Passava todos os dias pelo mesmo lugar. Uma rua tranqüila, sem muitos carros, alguns becos escuros entre uma rua e outra. O comércio era silencioso, um barzinho ali e uma padaria acolá.
E, todos os dias, via uma garota. Estranha, ela sempre estava sozinha, enquanto eu sempre passava por lá com alguém, pois não era um lugar confiável. Às vezes com meu irmão mais velho, outra vez com um amigo. E ela nunca estava acompanhada.
O caminho era para a minha escola. Todos os dias, no mesmo horário, eu me encontrava com a tal garota. Eu e meus amigos vivíamos comentando sobre ela. Ela não ia para a escola, ela apenas se perdia na escuridão de um dos becos.
Sempre quis saber o que se passava em sua mente, pois era um mistério para todos nós. Achamos que ela era traficante, ou talvez uma garota de rua, mas era ajeitadinha demais para isso.
Um dia, como todos os outros, estávamos indo para escola. Eu e meu amigo. E, como de costume, ela estava subindo a rua. Estávamos andando lado a lado e ninguém dizia nada, só observando a garota esquisita do nosso lado. A rua era longa e foi um momento constrangedor, ela não andava perto da gente. Uma vez e outra, ela olhava discretamente para a gente, mas nossos olhos não desviavam de seu rosto. Enfim ela entrou no beco e desapareceu.
O que aquela garota fazia naquele lugar perigoso? Por que ela era tão cala e sozinha? E por que era tão misteriosa?
No dia seguinte decidimos segui-la. Queríamos saber de uma vez qual o segredo da garota. Então, quando a vimos, diminuímos nossos passos para ela nos passar. Vimos que no início ela também diminuiu, mas logo continuou seu caminho normalmente. Entrou no beco e fomos atrás dela.
Aquele lugar era escuro e fedido. As paredes descascando, insetos andando de um lado para o outro. Tinha um outro cara sentado do lado de um cachorro, ele ficou nos observando suspeitamente. Num canto mais escuro começamos a ouvir choros. Paramos e logo quando olhamos, vimos que era a nossa garota misteriosa. Ela nos viu, mas não parou de chorar.

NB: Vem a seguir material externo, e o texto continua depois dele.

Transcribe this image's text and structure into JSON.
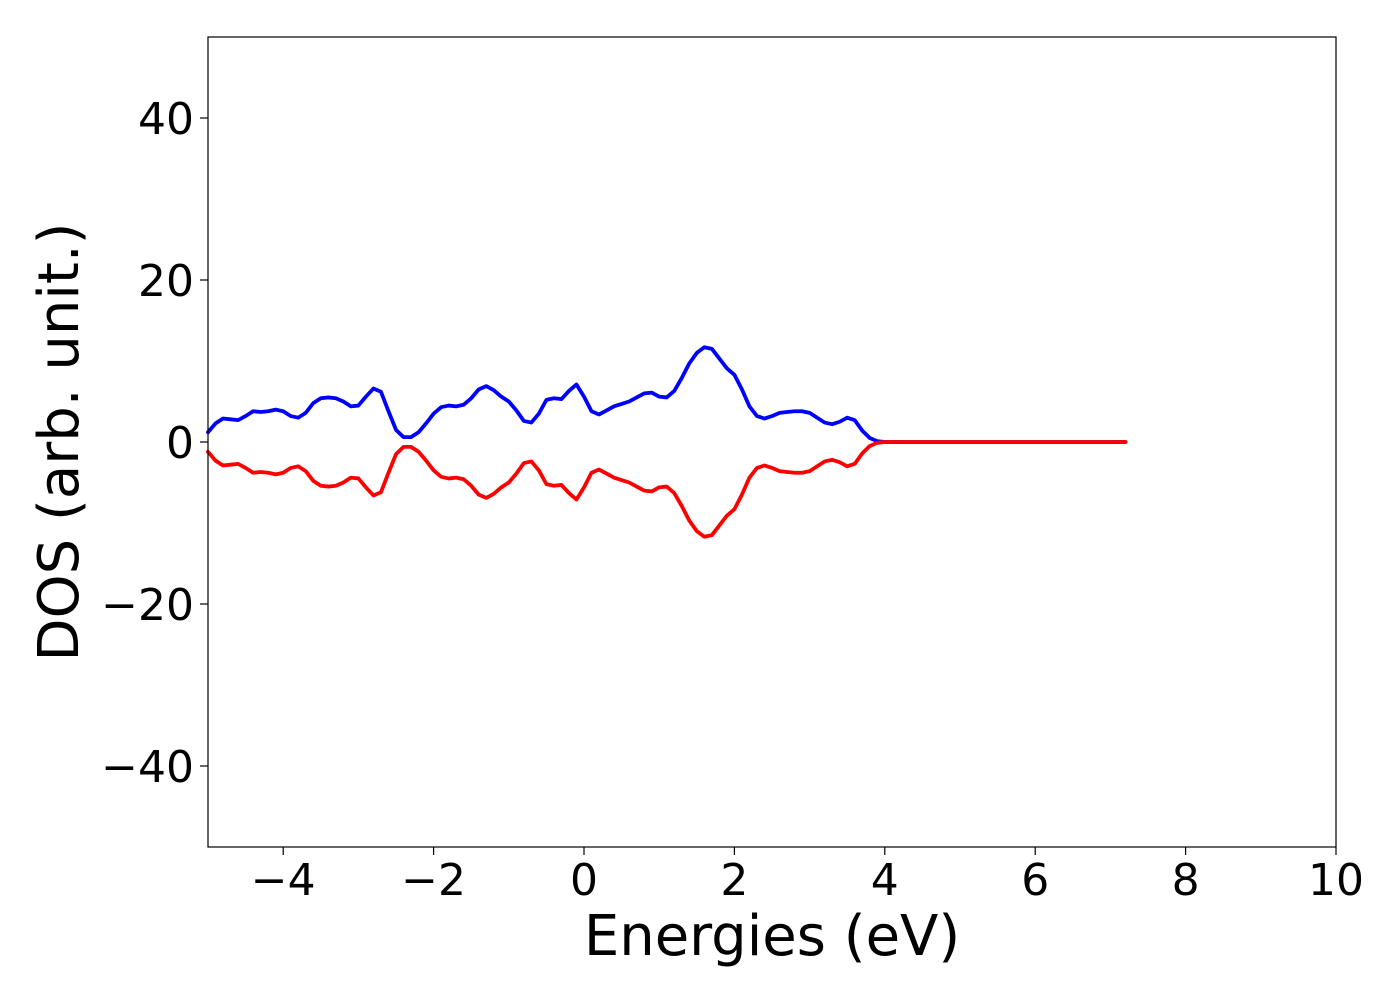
{
  "chart_data": {
    "type": "line",
    "title": "",
    "xlabel": "Energies (eV)",
    "ylabel": "DOS (arb. unit.)",
    "xlim": [
      -5,
      10
    ],
    "ylim": [
      -50,
      50
    ],
    "x_ticks": [
      -4,
      -2,
      0,
      2,
      4,
      6,
      8,
      10
    ],
    "y_ticks": [
      40,
      20,
      0,
      -20,
      -40
    ],
    "x_tick_labels": [
      "−4",
      "−2",
      "0",
      "2",
      "4",
      "6",
      "8",
      "10"
    ],
    "y_tick_labels": [
      "40",
      "20",
      "0",
      "−20",
      "−40"
    ],
    "grid": false,
    "legend": "none",
    "series": [
      {
        "color": "#0000ff",
        "x": [
          -5.0,
          -4.9,
          -4.8,
          -4.7,
          -4.6,
          -4.5,
          -4.4,
          -4.3,
          -4.2,
          -4.1,
          -4.0,
          -3.9,
          -3.8,
          -3.7,
          -3.6,
          -3.5,
          -3.4,
          -3.3,
          -3.2,
          -3.1,
          -3.0,
          -2.9,
          -2.8,
          -2.7,
          -2.6,
          -2.5,
          -2.4,
          -2.3,
          -2.2,
          -2.1,
          -2.0,
          -1.9,
          -1.8,
          -1.7,
          -1.6,
          -1.5,
          -1.4,
          -1.3,
          -1.2,
          -1.1,
          -1.0,
          -0.9,
          -0.8,
          -0.7,
          -0.6,
          -0.5,
          -0.4,
          -0.3,
          -0.2,
          -0.1,
          0.0,
          0.1,
          0.2,
          0.3,
          0.4,
          0.5,
          0.6,
          0.7,
          0.8,
          0.9,
          1.0,
          1.1,
          1.2,
          1.3,
          1.4,
          1.5,
          1.6,
          1.7,
          1.8,
          1.9,
          2.0,
          2.1,
          2.2,
          2.3,
          2.4,
          2.5,
          2.6,
          2.7,
          2.8,
          2.9,
          3.0,
          3.1,
          3.2,
          3.3,
          3.4,
          3.5,
          3.6,
          3.7,
          3.8,
          3.9,
          4.0,
          4.1,
          4.2,
          4.3,
          4.4,
          4.5,
          4.6,
          4.7,
          4.8,
          4.9,
          5.0,
          5.1,
          5.2,
          5.3,
          5.4,
          5.5,
          5.6,
          5.8,
          6.0,
          6.5,
          7.0,
          7.2
        ],
        "y": [
          1.2,
          2.3,
          2.9,
          2.8,
          2.7,
          3.2,
          3.8,
          3.7,
          3.8,
          4.0,
          3.8,
          3.2,
          3.0,
          3.6,
          4.8,
          5.4,
          5.5,
          5.4,
          5.0,
          4.4,
          4.5,
          5.6,
          6.6,
          6.2,
          3.8,
          1.5,
          0.6,
          0.6,
          1.2,
          2.3,
          3.5,
          4.3,
          4.5,
          4.4,
          4.6,
          5.4,
          6.5,
          6.9,
          6.4,
          5.6,
          5.0,
          3.9,
          2.6,
          2.4,
          3.5,
          5.2,
          5.4,
          5.3,
          6.3,
          7.1,
          5.6,
          3.8,
          3.4,
          3.9,
          4.4,
          4.7,
          5.0,
          5.5,
          6.0,
          6.1,
          5.6,
          5.5,
          6.3,
          7.9,
          9.7,
          11.0,
          11.7,
          11.5,
          10.3,
          9.1,
          8.3,
          6.5,
          4.4,
          3.2,
          2.9,
          3.2,
          3.6,
          3.7,
          3.8,
          3.8,
          3.6,
          3.0,
          2.4,
          2.2,
          2.5,
          3.0,
          2.7,
          1.4,
          0.5,
          0.1,
          0.0,
          0.0,
          0.0,
          0.0,
          0.0,
          0.0,
          0.0,
          0.0,
          0.0,
          0.0,
          0.0,
          0.0,
          0.0,
          0.0,
          0.0,
          0.0,
          0.0,
          0.0,
          0.0,
          0.0,
          0.0,
          0.0
        ]
      },
      {
        "color": "#ff0000",
        "x": [
          -5.0,
          -4.9,
          -4.8,
          -4.7,
          -4.6,
          -4.5,
          -4.4,
          -4.3,
          -4.2,
          -4.1,
          -4.0,
          -3.9,
          -3.8,
          -3.7,
          -3.6,
          -3.5,
          -3.4,
          -3.3,
          -3.2,
          -3.1,
          -3.0,
          -2.9,
          -2.8,
          -2.7,
          -2.6,
          -2.5,
          -2.4,
          -2.3,
          -2.2,
          -2.1,
          -2.0,
          -1.9,
          -1.8,
          -1.7,
          -1.6,
          -1.5,
          -1.4,
          -1.3,
          -1.2,
          -1.1,
          -1.0,
          -0.9,
          -0.8,
          -0.7,
          -0.6,
          -0.5,
          -0.4,
          -0.3,
          -0.2,
          -0.1,
          0.0,
          0.1,
          0.2,
          0.3,
          0.4,
          0.5,
          0.6,
          0.7,
          0.8,
          0.9,
          1.0,
          1.1,
          1.2,
          1.3,
          1.4,
          1.5,
          1.6,
          1.7,
          1.8,
          1.9,
          2.0,
          2.1,
          2.2,
          2.3,
          2.4,
          2.5,
          2.6,
          2.7,
          2.8,
          2.9,
          3.0,
          3.1,
          3.2,
          3.3,
          3.4,
          3.5,
          3.6,
          3.7,
          3.8,
          3.9,
          4.0,
          4.1,
          4.2,
          4.3,
          4.4,
          4.5,
          4.6,
          4.7,
          4.8,
          4.9,
          5.0,
          5.1,
          5.2,
          5.3,
          5.4,
          5.5,
          5.6,
          5.8,
          6.0,
          6.5,
          7.0,
          7.2
        ],
        "y": [
          -1.2,
          -2.3,
          -2.9,
          -2.8,
          -2.7,
          -3.2,
          -3.8,
          -3.7,
          -3.8,
          -4.0,
          -3.8,
          -3.2,
          -3.0,
          -3.6,
          -4.8,
          -5.4,
          -5.5,
          -5.4,
          -5.0,
          -4.4,
          -4.5,
          -5.6,
          -6.6,
          -6.2,
          -3.8,
          -1.5,
          -0.6,
          -0.6,
          -1.2,
          -2.3,
          -3.5,
          -4.3,
          -4.5,
          -4.4,
          -4.6,
          -5.4,
          -6.5,
          -6.9,
          -6.4,
          -5.6,
          -5.0,
          -3.9,
          -2.6,
          -2.4,
          -3.5,
          -5.2,
          -5.4,
          -5.3,
          -6.3,
          -7.1,
          -5.6,
          -3.8,
          -3.4,
          -3.9,
          -4.4,
          -4.7,
          -5.0,
          -5.5,
          -6.0,
          -6.1,
          -5.6,
          -5.5,
          -6.3,
          -7.9,
          -9.7,
          -11.0,
          -11.7,
          -11.5,
          -10.3,
          -9.1,
          -8.3,
          -6.5,
          -4.4,
          -3.2,
          -2.9,
          -3.2,
          -3.6,
          -3.7,
          -3.8,
          -3.8,
          -3.6,
          -3.0,
          -2.4,
          -2.2,
          -2.5,
          -3.0,
          -2.7,
          -1.4,
          -0.5,
          -0.1,
          0.0,
          0.0,
          0.0,
          0.0,
          0.0,
          0.0,
          0.0,
          0.0,
          0.0,
          0.0,
          0.0,
          0.0,
          0.0,
          0.0,
          0.0,
          0.0,
          0.0,
          0.0,
          0.0,
          0.0,
          0.0,
          0.0
        ]
      }
    ]
  }
}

- O que vocês querem? Me seguiram até aqui? Para que?
Não dissemos nada, apenas ficamos a encarando, confusos.
- Por que não vão para a escola e me deixam?
Sentei ao seu lado e fique olhando para o meu amigo em pé a minha frente. Ele também sentou. Ficamos sentados e calados pensando em alguma coisa que faria sentido.
- Eu era da escola de vocês. Saí de lá no meio do ano. Não lembro de vocês por lá...
- Mudamos recentemente. Onde estuda agora?
- Estudar? Quem? Eu?! – Ela deu uma gargalhada irônica. – Não estudo mais, a escola só me trazia... problemas.
Pausamos para analisar a tal frase.
- Eu... não era aceita. Eu gostava de falar com todos, mas eles não gostavam de falar comigo. Virei piada da escola. Conheciam-me como bobo da corte. Péssimas lembranças, mas infelizmente não há como tirá-las de mim. ninguém sabe a dor quando não é com você mesmo, não é mesmo? Não adianta ficar falando aqui que zoar as pessoas é ruim se eu nunca fui zoada. Realmente dói. E sei que o que fiz também não foi certo, mas não volta mais naquela escola.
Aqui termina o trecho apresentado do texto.